Kündigung ohne Fristansetzung zur positiven Veränderung


§ 21 RSV, § 26 RSV


1. Bevor eine Kündigung aufgrund ungenügender Leistung oder unbefriedigendem Verhalten ausgesprochen werden darf, ist in der Regel ein Standortgespräch zu führen und eine Frist zur positiven Veränderung anzusetzen. Nur besonders schwerwiegende Fehler rechtfertigen eine Abweichung von dieser Regel.
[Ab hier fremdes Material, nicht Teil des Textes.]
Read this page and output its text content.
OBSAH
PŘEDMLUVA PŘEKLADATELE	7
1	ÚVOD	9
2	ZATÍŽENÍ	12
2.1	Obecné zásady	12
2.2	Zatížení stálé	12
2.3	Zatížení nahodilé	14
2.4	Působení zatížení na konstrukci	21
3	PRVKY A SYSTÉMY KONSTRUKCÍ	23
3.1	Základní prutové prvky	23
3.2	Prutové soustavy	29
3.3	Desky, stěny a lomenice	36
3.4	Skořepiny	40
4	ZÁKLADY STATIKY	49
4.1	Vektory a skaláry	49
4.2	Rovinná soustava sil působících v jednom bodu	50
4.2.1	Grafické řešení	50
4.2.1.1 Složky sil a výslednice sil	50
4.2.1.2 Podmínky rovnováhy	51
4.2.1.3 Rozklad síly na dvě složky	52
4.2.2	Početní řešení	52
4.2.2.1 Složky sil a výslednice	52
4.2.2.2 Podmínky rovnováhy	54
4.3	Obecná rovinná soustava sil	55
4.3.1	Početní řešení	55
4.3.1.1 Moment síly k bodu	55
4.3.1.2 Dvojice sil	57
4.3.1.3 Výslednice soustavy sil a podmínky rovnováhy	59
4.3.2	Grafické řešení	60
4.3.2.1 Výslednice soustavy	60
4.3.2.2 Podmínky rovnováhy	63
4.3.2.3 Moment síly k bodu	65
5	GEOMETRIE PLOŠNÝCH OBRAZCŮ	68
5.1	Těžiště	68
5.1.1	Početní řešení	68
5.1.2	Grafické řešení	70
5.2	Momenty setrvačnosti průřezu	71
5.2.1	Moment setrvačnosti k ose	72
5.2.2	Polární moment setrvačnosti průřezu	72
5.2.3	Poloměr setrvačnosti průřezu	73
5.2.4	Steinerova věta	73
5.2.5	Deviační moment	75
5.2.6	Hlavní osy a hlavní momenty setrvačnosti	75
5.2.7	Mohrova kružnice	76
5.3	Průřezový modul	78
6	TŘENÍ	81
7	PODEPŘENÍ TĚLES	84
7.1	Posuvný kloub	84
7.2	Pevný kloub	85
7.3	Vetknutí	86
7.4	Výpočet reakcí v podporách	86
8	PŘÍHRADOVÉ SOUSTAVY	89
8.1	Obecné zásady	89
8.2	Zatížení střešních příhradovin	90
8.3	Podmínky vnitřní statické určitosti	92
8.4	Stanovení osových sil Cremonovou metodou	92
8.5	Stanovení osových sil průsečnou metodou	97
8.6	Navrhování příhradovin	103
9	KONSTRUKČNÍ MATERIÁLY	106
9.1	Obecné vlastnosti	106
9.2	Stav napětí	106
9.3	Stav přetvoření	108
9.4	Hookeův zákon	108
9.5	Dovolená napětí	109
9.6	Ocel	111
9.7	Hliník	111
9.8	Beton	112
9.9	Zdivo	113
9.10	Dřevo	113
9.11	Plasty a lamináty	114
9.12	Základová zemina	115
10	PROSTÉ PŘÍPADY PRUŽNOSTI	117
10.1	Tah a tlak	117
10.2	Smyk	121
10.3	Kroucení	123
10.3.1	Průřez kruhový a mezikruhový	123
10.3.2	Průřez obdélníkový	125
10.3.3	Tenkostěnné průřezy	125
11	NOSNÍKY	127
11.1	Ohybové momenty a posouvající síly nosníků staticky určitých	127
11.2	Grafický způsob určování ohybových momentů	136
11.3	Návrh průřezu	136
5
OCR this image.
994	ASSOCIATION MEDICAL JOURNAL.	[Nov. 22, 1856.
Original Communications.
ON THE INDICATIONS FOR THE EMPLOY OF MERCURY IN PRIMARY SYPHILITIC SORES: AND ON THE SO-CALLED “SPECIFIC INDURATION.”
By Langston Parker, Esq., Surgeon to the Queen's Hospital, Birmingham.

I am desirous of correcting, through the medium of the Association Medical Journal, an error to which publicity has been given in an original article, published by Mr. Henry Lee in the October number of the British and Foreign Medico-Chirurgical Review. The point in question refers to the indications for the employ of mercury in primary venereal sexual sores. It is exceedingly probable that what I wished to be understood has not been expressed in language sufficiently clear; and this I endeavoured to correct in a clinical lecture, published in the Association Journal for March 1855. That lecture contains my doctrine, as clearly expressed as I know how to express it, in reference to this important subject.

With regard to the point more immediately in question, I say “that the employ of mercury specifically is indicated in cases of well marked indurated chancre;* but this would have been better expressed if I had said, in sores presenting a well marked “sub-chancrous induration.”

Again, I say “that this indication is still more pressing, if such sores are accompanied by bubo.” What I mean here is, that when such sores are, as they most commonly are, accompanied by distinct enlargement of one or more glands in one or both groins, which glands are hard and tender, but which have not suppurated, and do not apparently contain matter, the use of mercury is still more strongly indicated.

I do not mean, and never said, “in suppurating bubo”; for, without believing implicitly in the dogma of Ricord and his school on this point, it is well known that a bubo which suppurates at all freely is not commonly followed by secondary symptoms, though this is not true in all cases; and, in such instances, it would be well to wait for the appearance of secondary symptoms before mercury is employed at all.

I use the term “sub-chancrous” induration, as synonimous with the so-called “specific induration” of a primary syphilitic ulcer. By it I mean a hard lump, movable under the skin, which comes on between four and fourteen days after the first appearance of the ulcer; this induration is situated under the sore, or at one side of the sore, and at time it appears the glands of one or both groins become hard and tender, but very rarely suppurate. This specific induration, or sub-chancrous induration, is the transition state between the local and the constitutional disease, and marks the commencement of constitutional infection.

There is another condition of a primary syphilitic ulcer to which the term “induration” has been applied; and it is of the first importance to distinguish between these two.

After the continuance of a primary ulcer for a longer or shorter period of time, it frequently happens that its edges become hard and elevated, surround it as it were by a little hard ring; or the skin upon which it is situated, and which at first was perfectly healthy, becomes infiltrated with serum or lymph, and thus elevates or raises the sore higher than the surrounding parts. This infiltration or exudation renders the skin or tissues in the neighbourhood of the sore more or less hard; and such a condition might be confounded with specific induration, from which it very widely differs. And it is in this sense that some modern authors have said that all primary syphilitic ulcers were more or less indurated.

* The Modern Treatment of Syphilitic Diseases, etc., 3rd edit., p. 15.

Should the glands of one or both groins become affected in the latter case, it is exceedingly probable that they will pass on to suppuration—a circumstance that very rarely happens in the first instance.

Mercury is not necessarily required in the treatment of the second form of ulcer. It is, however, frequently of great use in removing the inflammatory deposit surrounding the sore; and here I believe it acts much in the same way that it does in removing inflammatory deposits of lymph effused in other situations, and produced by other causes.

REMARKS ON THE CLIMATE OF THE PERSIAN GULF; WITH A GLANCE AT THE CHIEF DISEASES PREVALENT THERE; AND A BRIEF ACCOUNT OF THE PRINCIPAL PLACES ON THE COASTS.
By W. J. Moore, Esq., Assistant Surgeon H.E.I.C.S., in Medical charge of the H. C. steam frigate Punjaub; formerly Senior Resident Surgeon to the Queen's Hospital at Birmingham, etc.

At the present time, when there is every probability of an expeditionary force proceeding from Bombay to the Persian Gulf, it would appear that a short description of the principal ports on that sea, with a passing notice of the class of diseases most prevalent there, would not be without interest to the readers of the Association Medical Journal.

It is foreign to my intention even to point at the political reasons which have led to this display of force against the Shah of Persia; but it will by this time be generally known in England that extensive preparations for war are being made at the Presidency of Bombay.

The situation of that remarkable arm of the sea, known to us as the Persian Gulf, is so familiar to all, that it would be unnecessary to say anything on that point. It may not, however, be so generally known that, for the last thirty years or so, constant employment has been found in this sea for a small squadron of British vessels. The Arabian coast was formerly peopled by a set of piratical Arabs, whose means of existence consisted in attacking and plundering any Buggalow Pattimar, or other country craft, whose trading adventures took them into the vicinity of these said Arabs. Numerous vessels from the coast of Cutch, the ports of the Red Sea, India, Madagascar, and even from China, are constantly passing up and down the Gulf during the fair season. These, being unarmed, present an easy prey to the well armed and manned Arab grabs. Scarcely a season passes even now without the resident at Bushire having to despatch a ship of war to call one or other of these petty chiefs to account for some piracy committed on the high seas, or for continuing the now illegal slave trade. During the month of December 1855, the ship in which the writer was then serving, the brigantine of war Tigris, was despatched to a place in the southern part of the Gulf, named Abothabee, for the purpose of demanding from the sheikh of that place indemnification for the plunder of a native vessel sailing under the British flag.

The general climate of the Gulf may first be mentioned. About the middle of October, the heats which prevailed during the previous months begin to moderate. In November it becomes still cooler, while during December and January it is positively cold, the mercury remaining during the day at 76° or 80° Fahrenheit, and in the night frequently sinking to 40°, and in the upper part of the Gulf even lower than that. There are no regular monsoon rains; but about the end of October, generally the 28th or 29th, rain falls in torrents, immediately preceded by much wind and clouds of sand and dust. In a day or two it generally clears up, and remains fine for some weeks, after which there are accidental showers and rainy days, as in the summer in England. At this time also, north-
Einmaliges Fehlverhalten genügt in der Regel nicht (E.6).

2. Folge einer Kündigung, welche in Verletzung dieser Regel erfolgte, ist nicht deren Ungültigkeit, sondern eine angemessene Entschädigung (E. 7).


Aus den Erwägungen:

2. Strittig ist die Kündigung eines Arbeitsverhältnisses durch das Departement. Für die rechtlichen Grundlagen ist auf die RSV abzustellen. Die Kündigung eines Anstellungsverhältnisses durch den Staat darf nicht missbräuchlich im Sinne des Obligationenrechts sein und setzt einen sachlich zureichenden Grund voraus (§ 21 Abs. 1 RSV). Ein sachlich zureichender Grund liegt beispielsweise vor, wenn mangelhafte Leistung oder unbefriedigendes Verhalten gegeben sind (§ 21 Abs. 2 Ziff. 2 RSV). Bei der Frage, ob die Kündigung materiell gerechtfertigt ist, muss insbesondere überprüft werden, ob die kündigende Behörde die allgemeinen verfassungsrechtlichen Schranken wie das Willkürverbot, das Verhältnismässigkeitsprinzip und den Grundsatz von Treu und Glauben beachtet hat. Die Gründe, welche zur Kündigung Anlass gegeben haben, müssen von einem gewissen Gewicht sein. Ein wichtiger Grund in dem Sinn, dass eine fristlose Entlassung gerechtfertigt sein müsste, braucht bei einer ordentlichen Kündigung nicht nachgewiesen zu sein. Es muss genügen, dass die Kündigung sich im Rahmen des der Verwaltung zustehenden Ermessens hält und angesichts der Leistungen und des Verhaltens des Bediensteten sowie der personellen und betrieblichen Gegebenheiten als vertretbare Massnahme erscheint. Nur sachlich unhaltbare, willkürliche Kündigungen seitens der Verwaltung sind im Beschwerdeverfahren zu beanstanden (BGE 108 Ib 209). Zur Prüfung der materiellen Rechtmässigkeit einer Kündigung können die Grundsätze aus dem Obligationenrecht betreffend Missbräuchlichkeit der Kündigung (Art. 336 OR) analog berücksichtigt werden. Die Regelung von Art. 336 OR stellt ihrerseits eine Konkretisierung des Grundsatzes von Treu und Glauben dar (Streiff/von Kaenel, Arbeitsvertrag, N. 2 zu Art. 336 OR). Der öffentlichrechtliche Kündigungsschutz beschränkt sich indessen nicht auf die Missbrauchstatbestände des Obligationenrechts, er geht weiter (Bundesgericht 22.5.2001, 2A.71/2001).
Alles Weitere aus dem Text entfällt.